The scent of coffee brewing signals the start of the day for most of us but for Ballston Spa artist Ilona Zabolotna the aroma is synonymous with her palette.
Using brewed espresso, Zabolotna creates effusive and at times intricately detailed paintings, all in the sepia-colored hues one might see in their morning cup of joe.
Born in Ukraine into a family of artists, Zabolotna started studying art at a young age and studied any medium she could, from watercolor to ceramics. She eventually earned her masters degree in ceramics and went on to exhibit her work around Ukraine.
However, when she moved to the United States in 2011, and then to Ballston Spa in 2013, it was difficult to continue her artistic career, in part because of the language barrier. At the time, she didn’t speak English and it inhibited her from showing her work locally.
“You cannot ask because you don’t understand the answer . . . it just pushed me out,” Zabolotna said.
So for about six years, she worked as a barista at Coffee Planet in Ballston Spa, brewing coffee and learning the language.
“I decided if I will be with people, even if I don’t want to speak, you still have to learn. You have to talk and this is how you can learn English,” Zabolotna said.
There she was also able to display some of her acrylic paintings and it’s because of that job that she began making coffee art. In 2018, when the former owner, Cliff Baum, decided to retire and sell the business, she wanted to make him a parting gift.
“He was very kind to me and I wanted to give him a present,” Zabolotna said. She painted a portrait of him using brewed coffee.

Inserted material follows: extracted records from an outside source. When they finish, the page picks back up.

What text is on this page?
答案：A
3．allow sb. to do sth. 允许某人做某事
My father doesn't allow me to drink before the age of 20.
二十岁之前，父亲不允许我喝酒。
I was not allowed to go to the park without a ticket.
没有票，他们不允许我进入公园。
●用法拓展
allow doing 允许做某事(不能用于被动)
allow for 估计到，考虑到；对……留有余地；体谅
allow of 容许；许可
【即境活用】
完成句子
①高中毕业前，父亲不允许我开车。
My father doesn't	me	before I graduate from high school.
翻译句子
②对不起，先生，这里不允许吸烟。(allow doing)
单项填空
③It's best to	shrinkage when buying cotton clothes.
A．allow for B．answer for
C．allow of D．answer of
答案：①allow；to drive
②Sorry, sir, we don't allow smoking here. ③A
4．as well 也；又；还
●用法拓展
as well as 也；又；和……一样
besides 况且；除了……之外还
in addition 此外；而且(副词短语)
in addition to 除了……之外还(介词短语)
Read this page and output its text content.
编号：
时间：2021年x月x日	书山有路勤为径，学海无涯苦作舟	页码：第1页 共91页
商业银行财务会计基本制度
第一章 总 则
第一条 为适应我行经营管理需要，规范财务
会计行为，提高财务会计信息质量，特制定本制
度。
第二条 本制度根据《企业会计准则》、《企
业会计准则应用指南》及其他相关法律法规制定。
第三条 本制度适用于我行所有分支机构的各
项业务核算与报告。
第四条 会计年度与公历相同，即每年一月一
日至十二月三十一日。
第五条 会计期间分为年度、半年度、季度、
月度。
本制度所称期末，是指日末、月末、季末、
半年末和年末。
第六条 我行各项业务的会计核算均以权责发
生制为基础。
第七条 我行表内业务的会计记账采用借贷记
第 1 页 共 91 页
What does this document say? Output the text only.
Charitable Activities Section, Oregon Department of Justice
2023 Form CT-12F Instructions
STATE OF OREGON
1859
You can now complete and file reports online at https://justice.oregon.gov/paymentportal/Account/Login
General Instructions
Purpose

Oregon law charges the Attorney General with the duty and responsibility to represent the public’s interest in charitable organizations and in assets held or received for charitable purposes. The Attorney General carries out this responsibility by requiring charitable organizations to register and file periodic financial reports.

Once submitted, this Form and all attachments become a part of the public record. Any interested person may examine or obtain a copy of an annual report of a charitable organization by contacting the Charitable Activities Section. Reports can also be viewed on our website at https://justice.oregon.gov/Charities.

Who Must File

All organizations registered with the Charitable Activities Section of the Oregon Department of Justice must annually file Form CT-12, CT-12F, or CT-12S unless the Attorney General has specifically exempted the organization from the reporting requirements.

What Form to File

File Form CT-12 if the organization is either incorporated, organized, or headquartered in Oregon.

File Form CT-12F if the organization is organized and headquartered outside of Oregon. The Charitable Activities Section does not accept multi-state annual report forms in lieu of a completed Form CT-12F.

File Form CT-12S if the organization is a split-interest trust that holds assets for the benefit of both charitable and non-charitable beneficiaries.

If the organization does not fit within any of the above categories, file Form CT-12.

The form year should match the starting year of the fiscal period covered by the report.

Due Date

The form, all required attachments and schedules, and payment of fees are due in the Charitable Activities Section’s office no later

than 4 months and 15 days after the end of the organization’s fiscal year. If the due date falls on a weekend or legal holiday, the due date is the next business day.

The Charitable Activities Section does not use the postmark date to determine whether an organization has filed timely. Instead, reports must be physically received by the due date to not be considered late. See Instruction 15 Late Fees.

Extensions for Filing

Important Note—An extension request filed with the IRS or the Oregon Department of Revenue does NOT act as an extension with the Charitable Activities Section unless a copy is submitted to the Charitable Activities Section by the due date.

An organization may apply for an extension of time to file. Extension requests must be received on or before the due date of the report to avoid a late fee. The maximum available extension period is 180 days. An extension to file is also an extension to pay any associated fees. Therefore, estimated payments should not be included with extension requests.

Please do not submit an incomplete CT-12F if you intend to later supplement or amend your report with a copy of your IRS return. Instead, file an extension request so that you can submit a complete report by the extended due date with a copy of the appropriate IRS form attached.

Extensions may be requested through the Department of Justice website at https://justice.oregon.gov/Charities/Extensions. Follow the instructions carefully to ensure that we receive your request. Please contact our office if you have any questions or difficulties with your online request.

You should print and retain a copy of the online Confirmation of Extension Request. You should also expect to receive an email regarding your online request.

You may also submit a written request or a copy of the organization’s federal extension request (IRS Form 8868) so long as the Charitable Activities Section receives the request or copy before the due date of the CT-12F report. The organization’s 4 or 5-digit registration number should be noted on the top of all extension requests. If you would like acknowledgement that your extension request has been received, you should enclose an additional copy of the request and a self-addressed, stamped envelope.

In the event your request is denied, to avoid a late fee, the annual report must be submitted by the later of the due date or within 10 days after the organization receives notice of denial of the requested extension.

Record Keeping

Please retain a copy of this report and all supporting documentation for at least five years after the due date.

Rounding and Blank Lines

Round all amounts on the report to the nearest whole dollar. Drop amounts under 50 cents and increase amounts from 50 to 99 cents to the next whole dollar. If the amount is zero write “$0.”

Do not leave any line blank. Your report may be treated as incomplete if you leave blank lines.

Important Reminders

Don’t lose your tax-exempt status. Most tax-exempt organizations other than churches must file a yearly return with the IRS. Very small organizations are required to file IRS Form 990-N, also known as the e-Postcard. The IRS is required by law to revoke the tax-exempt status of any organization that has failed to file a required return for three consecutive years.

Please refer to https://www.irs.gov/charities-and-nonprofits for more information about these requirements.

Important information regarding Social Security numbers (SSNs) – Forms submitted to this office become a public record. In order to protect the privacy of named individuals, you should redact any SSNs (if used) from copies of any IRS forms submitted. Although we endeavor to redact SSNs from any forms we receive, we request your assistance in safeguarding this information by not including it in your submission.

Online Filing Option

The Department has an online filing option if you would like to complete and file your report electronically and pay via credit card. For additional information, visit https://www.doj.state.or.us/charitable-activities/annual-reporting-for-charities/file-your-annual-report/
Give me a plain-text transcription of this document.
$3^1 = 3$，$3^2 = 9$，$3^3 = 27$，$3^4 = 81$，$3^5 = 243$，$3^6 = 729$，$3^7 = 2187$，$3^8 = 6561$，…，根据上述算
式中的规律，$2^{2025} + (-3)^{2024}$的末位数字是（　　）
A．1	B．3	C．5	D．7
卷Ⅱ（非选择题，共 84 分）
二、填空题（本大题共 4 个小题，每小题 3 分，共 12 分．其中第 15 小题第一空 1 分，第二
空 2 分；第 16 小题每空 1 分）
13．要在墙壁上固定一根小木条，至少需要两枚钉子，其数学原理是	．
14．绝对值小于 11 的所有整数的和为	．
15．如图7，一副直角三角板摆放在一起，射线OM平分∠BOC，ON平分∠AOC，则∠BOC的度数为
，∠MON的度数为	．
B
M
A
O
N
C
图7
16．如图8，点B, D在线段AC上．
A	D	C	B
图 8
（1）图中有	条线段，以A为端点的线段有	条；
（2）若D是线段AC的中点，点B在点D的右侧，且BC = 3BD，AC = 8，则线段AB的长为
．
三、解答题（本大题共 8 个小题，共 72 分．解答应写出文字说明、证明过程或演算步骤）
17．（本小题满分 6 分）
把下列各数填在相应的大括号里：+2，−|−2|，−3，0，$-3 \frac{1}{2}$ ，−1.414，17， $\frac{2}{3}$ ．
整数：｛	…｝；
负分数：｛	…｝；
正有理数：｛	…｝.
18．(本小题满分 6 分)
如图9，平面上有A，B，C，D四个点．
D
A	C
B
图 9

“When I saw the reaction, people were excited about it,” Zabolotna said.
She decided she was on to something and started experimenting with the medium. At first, she used more of a watercolor technique with the brewed coffee. To create richer, darker hues, she tried drying out the coffee and baking it. More recently, she’s used brewed espresso, which she dries and bakes, to create her paint palette.
“I just tried to find my own way and style,” Zabolotna said.
Since that first portrait, her coffee art has garnered a following and she is often busy with commissions, painting portraits of people and their pets.
Zabolotna also teaches classes and workshops locally, including at The Blooming Artist in Clifton Park.
In her spare time, she also creates work to exhibit regionally, capturing everything from moody cityscapes to the majestic nature of horses.
On Saturday, she’ll have her work set up at Art in the Park, an event hosted by Saratoga Arts in Congress Park. It brings together artists from all over the region working in a variety of mediums, from photography to painting to sculpture.
It also includes live music from Veena & Devesh Chandra, High Peaks Bluegrass Band, Mark & Jill, the Luzerne Music Center and Mark Oppenneer.
“I’m really excited about how diverse our music line-up is. We’ll have sitar in the morning and then we have a bluegrass band at noon and then Mark & Jill sing the blues,” said organizer Olivia Walton, who is the membership and development coordinator at Saratoga Arts.
There will be community booths from local arts and equine organizations. The event is presented in partnership with the Thoroughbred Retirement Foundation, which works to save former racehorses from neglect and slaughter.
“I think the partnership with Thoroughbred Retirement Foundation, outside of them being an awesome non-profit, is reaching another crowd of folks . . . that would otherwise not attend an art fair in the park,” Walton said.
For Zabolotna, who has participated in Art in the Park previously, it’s a way to be involved in the art community and a welcome chance to present her work.
“I [had a rich] artistic life in Ukraine. So right now I just want to get it back [to that],” Zabolotna said.
She hasn’t visited her native country in about a decade. Her family, including her mother and brother, still live in the Donetsk Oblast region, which has been under Russian occupation since 2014, said Zabolotna. Watching the invasion further into Ukraine has been disturbing.
“[I’m] so much more worried about this. You cannot change, you cannot help. You cannot take them from the place,” Zabolotna said.
Working on commissions and teaching classes has kept her mind and hands busy at least. She’s also recently started doing more ceramics work at The Blooming Artist, which has been rewarding.
“I just love clay. I love coffee and I love paintings,” Zabolotna said. “The more you learn and the more you know the more interested you are [in other mediums] so it’s like my brain is always working in a few directions.”